Other Afghan former soldiers settled in the Rue des Palais, where their stories of trauma, depression, drugs and violence were just as bleak.
“The situation is not good here. If the Red Cross brings food, we will have something to eat, but if not, then many don’t have anything,” said Roz Amin Khan, who fled Laghman province to arrive in Belgium two months ago.
Since arriving four months ago, Shinwari said that he had one interview with asylum processing authorities and has been waiting ever since.
The lack of help for most refugees has been driving nongovernmental organizations and volunteers to despair.
“Between the legal framework and the situation on the ground there is a world of difference,” said Clement Valentin, a legal advocacy officer at the CIRE refugee foundation. “There is this gap and it is tough to understand—for me and for the NGOs.
“But I cannot even begin to comprehend how tough it must be for Afghans here in Belgium, or other European nations, to understand this.”
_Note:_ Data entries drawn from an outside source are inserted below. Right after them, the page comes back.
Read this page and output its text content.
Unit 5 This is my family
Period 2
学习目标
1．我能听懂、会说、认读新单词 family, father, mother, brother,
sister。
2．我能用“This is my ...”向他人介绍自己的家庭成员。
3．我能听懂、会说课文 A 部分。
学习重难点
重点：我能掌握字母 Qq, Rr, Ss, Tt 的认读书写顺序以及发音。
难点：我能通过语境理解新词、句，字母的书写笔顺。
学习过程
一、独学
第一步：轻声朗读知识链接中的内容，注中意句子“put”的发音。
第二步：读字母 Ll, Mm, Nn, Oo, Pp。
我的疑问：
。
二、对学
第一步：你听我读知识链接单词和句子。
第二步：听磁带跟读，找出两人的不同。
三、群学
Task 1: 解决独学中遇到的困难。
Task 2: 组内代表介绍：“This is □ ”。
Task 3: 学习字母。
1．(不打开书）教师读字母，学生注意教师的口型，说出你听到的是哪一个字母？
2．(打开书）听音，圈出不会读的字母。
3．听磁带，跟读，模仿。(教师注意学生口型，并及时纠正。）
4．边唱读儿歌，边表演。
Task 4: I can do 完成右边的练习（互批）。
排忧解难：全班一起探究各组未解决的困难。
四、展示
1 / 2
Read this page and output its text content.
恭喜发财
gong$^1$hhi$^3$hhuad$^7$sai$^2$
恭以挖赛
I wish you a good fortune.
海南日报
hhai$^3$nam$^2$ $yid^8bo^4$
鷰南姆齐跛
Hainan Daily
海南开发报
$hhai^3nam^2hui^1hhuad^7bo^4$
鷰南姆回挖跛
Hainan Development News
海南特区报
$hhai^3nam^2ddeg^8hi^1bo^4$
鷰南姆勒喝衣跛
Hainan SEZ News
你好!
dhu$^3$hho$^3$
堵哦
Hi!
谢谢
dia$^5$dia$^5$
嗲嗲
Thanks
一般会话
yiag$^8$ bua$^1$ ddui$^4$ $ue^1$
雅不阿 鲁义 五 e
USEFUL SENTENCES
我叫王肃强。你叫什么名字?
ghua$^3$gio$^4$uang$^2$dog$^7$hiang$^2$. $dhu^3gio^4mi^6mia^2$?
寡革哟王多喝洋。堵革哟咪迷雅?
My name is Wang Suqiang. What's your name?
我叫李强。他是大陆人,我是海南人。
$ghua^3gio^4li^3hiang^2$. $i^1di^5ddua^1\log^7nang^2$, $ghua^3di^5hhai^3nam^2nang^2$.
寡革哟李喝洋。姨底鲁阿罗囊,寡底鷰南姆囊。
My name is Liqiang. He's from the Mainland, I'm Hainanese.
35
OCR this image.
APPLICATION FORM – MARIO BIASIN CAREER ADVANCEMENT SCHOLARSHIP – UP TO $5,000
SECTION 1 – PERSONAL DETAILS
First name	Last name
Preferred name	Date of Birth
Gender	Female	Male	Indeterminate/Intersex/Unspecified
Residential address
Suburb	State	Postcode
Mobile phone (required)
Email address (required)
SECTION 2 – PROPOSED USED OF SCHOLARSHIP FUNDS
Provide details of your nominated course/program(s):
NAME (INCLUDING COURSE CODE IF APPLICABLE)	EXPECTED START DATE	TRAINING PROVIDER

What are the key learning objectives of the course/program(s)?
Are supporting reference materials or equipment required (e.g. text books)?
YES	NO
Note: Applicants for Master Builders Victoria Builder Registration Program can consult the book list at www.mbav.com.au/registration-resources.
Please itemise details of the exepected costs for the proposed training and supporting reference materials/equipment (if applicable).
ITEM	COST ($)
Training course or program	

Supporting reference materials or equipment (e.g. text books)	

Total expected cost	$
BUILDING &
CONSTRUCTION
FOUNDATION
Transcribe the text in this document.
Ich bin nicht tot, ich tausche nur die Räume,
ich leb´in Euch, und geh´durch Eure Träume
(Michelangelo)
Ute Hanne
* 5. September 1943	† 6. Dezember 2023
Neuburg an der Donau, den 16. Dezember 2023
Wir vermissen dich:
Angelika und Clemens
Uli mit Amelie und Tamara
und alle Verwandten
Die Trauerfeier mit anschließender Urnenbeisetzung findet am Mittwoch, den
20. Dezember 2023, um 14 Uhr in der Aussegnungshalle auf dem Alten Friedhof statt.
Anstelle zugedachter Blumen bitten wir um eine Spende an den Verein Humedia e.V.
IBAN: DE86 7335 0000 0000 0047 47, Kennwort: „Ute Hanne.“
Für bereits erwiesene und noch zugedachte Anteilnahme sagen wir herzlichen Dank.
The legal sloth isn’t limited to Belgium. The EU’s Agency for Asylum said in its latest trends report of November 2022 that “the gap between applications and decisions had reached the largest extent since 2015,” and was widening still. Overall, it said, more than 920,000 cases were still pending, a 14 percent annual increase.
Such was the bureaucratic backlog at the Petit Chateau when Shinwari arrived, that would-be asylum-seekers had to wait sometimes for days in the rain and cold just to get in the front door. Citizens living close by brought food and set up fire pits because the government didn’t act.
Even if the situation has improved, the physical and mental scars are easy to see, said Michel Genet, director of Doctors of the World Belgium.
“People have been through big traumas and a very difficult situation and they expect to come here and be taken care of,” but they’re not, Mr. Genet said.
During many sleepless nights in the freezing cold, with the dull buzz of passing cars in the background, Shinwari’s thoughts drift back home.
“Sometimes I think about the future, and I think how much longer I have to live on the streets,” he said. “My mind is surrounded with problems. I think of the safety of my family and my future.”